Para a componente sabedoria, disciplinas como História, Filosofia ou Literatura – as Humanidades – teriam um papel fundamental, como, aliás, se defende em A circunstância do estado exíguo; todavia, a lógica, única, do produtivismo (as universidades influenciadas pela OMC, ou Banco Mundial, de modo directo, ou indirecto, com alguns think tank, como A. Moreira não deixa de trazer a debate), levou a que estas fossem colocadas de lado, e se confundisse a lógica de Politécnicos e Universidades.
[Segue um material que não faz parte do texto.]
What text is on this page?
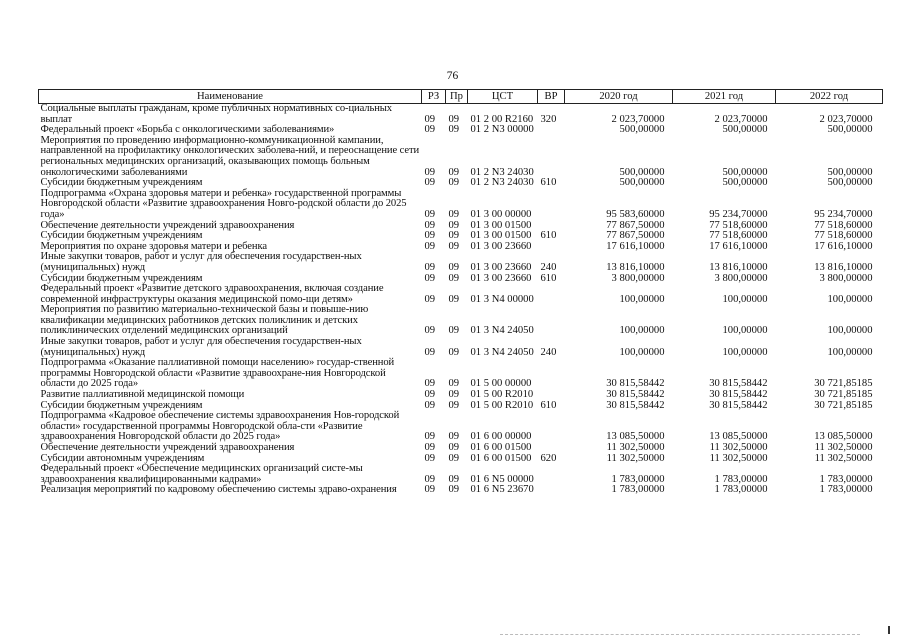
76
Наименование	РЗ	Пр	ЦСТ	ВР	2020 год	2021 год	2022 год
Социальные выплаты гражданам, кроме публичных нормативных со-циальных выплат	09	09	01 2 00 R2160	320	2 023,70000	2 023,70000	2 023,70000
Федеральный проект «Борьба с онкологическими заболеваниями»	09	09	01 2 N3 00000		500,00000	500,00000	500,00000
Мероприятия по проведению информационно-коммуникационной кампании, направленной на профилактику онкологических заболева-ний, и переоснащение сети региональных медицинских организаций, оказывающих помощь больным онкологическими заболеваниями	09	09	01 2 N3 24030		500,00000	500,00000	500,00000
Субсидии бюджетным учреждениям	09	09	01 2 N3 24030	610	500,00000	500,00000	500,00000
Подпрограмма «Охрана здоровья матери и ребенка» государственной программы Новгородской области «Развитие здравоохранения Новго-родской области до 2025 года»	09	09	01 3 00 00000		95 583,60000	95 234,70000	95 234,70000
Обеспечение деятельности учреждений здравоохранения	09	09	01 3 00 01500		77 867,50000	77 518,60000	77 518,60000
Субсидии бюджетным учреждениям	09	09	01 3 00 01500	610	77 867,50000	77 518,60000	77 518,60000
Мероприятия по охране здоровья матери и ребенка	09	09	01 3 00 23660		17 616,10000	17 616,10000	17 616,10000
Иные закупки товаров, работ и услуг для обеспечения государствен-ных (муниципальных) нужд	09	09	01 3 00 23660	240	13 816,10000	13 816,10000	13 816,10000
Субсидии бюджетным учреждениям	09	09	01 3 00 23660	610	3 800,00000	3 800,00000	3 800,00000
Федеральный проект «Развитие детского здравоохранения, включая создание современной инфраструктуры оказания медицинской помо-щи детям»	09	09	01 3 N4 00000		100,00000	100,00000	100,00000
Мероприятия по развитию материально-технической базы и повыше-нию квалификации медицинских работников детских поликлиник и детских поликлинических отделений медицинских организаций	09	09	01 3 N4 24050		100,00000	100,00000	100,00000
Иные закупки товаров, работ и услуг для обеспечения государствен-ных (муниципальных) нужд	09	09	01 3 N4 24050	240	100,00000	100,00000	100,00000
Подпрограмма «Оказание паллиативной помощи населению» государ-ственной программы Новгородской области «Развитие здравоохране-ния Новгородской области до 2025 года»	09	09	01 5 00 00000		30 815,58442	30 815,58442	30 721,85185
Развитие паллиативной медицинской помощи	09	09	01 5 00 R2010		30 815,58442	30 815,58442	30 721,85185
Субсидии бюджетным учреждениям	09	09	01 5 00 R2010	610	30 815,58442	30 815,58442	30 721,85185
Подпрограмма «Кадровое обеспечение системы здравоохранения Нов-городской области» государственной программы Новгородской обла-сти «Развитие здравоохранения Новгородской области до 2025 года»	09	09	01 6 00 00000		13 085,50000	13 085,50000	13 085,50000
Обеспечение деятельности учреждений здравоохранения	09	09	01 6 00 01500		11 302,50000	11 302,50000	11 302,50000
Субсидии автономным учреждениям	09	09	01 6 00 01500	620	11 302,50000	11 302,50000	11 302,50000
Федеральный проект «Обеспечение медицинских организаций систе-мы здравоохранения квалифицированными кадрами»	09	09	01 6 N5 00000		1 783,00000	1 783,00000	1 783,00000
Реализация мероприятий по кадровому обеспечению системы здраво-охранения	09	09	01 6 N5 23670		1 783,00000	1 783,00000	1 783,00000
Faltou, ainda, articular Secundário com Ensino Superior – procurar que a chegada dos alunos ao ensino superior fosse bem preparada – e, deste último, com as Ordens Profissionais.
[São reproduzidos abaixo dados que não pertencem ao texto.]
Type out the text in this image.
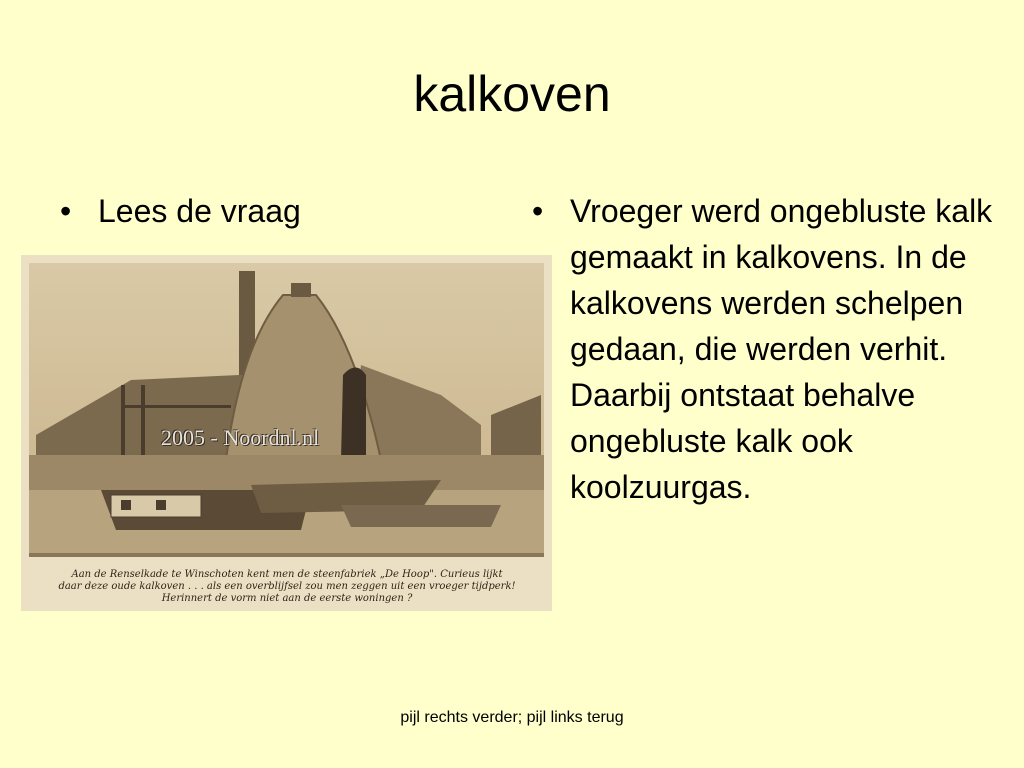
kalkoven
• Lees de vraag	• Vroeger werd ongebluste kalk gemaakt in kalkovens. In de kalkovens werden schelpen gedaan, die werden verhit. Daarbij ontstaat behalve ongebluste kalk ook koolzuurgas.
2005 - Noordnl.nl
Aan de Renselkade te Winschoten kent men de steenfabriek „De Hoop". Curieus lijkt
daar deze oude kalkoven . . . als een overblijfsel zou men zeggen uit een vroeger tijdperk!
Herinnert de vorm niet aan de eerste woningen ?
pijl rechts verder; pijl links terug
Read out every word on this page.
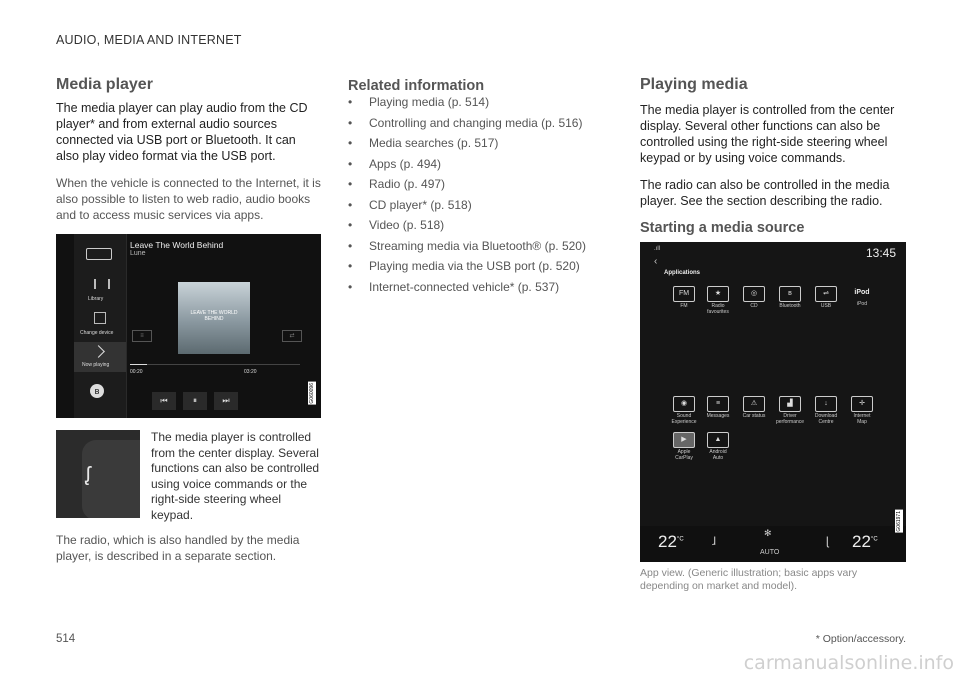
AUDIO, MEDIA AND INTERNET
Media player

The media player can play audio from the CD player* and from external audio sources connected via USB port or Bluetooth. It can also play video format via the USB port.

When the vehicle is connected to the Internet, it is also possible to listen to web radio, audio books and to access music services via apps.

Library
Change device
Now playing
ʙ
Leave The World Behind
Lune
LEAVE THE WORLD BEHIND
≡	⇄
00:20	03:20
⏮	⏸	⏭	G060096
ᶘ

The media player is controlled from the center display. Several functions can also be controlled using voice commands or the right-side steering wheel keypad.

The radio, which is also handled by the media player, is described in a separate section.

Related information
• Playing media (p. 514)
• Controlling and changing media (p. 516)
• Media searches (p. 517)
• Apps (p. 494)
• Radio (p. 497)
• CD player* (p. 518)
• Video (p. 518)
• Streaming media via Bluetooth® (p. 520)
• Playing media via the USB port (p. 520)
• Internet-connected vehicle* (p. 537)
Playing media

The media player is controlled from the center display. Several other functions can also be controlled using the right-side steering wheel keypad or by using voice commands.

The radio can also be controlled in the media player. See the section describing the radio.

Starting a media source
.ıll
‹
13:45
Applications
FM
FM
★
Radio favourites
◎
CD
ʙ
Bluetooth
⇌
USB
iPod
iPod
◉
Sound Experience
≡
Messages
⚠
Car status
▟
Driver performance
↓
Download Centre
✛
Internet Map
▶
Apple CarPlay
▲
Android Auto
$22^{^\circ C}$ ɺ
✻
AUTO
ɭ $22^{^\circ C}$
G061971

App view. (Generic illustration; basic apps vary depending on market and model).

514	* Option/accessory.
carmanualsonline.info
13- À Universidade, ela que deve estar à altura das ideias do seu tempo – quando não engendrá-las, formulá-las, questioná-las, colocá-las em causa -, como indicava Ortega e Gasset, em A missão da Universidade, título muito do agrado de Adriano Moreira, competirá, em nossos dias, explicar/tornar conhecido esse complexo fenómeno que é o globalismo: a vasta malha de rede que o perpassa; os sujeitos, de índole atípica (poderes atípicos), que têm uma força tremenda e que disputam o antigo poder do Estado (multinacionais, banca, ONG’s, Igrejas, Fifa, etc.), o novo tipo de cidadania emergente (de tripla filiação); a opinião pública mundial como factor relevante; o tipo de diplomacia pública necessária para com ela lidar; a perda do carácter sagrado das fronteiras, agora reduzidas a um mero apontamento administrativo; a eventual necessidade de uma universidade mundial, aventada – tal hipótese – logo após a I Guerra Mundial e depois da Segunda, agora reformulada em termos diversos, na procura de um maior mútuo conhecimento de áreas geográficas e culturais, seus valores, interesses e objectivos; emergência da carência de um eventual contrato ético entre todos os espaços para defesa de educação para todos, defesa do ambiente, paz (a este propósito, não raro Moreira, em intervenções públicas, cita os trabalhos de Hans Kung, embora não o faça nesta obra); formas de integração, assimilação, acomodação adequada e respeitadora dos movimentos migratórios – respeito por cada imigrante – que acedem às sociedades afluentes; compreensão de que todas as áreas culturais têm agora voz própria e de que os areópagos como a ONU devem atender, na sua reforma, a este novo factor; o saber está disseminado e não recluído e é a grande hipótese dos que não têm voz se fazerem ouvir e se destacarem; compreensão de que há entidades decisoras, como o G20, que não têm legitimação democrática para decidirem por todos e o têm feito (mas, assim, também, muita da construção europeia, ao longo dos anos); recordação que é à ONU que pertence uma palavra decisiva em alturas de crise como a que vivemos na última década, reclamando-se a intervenção do Conselho Económico e Social, em suma, preparar um conceito estratégico nacional que esteja à altura – e de acordo com – o tempo que vivemos.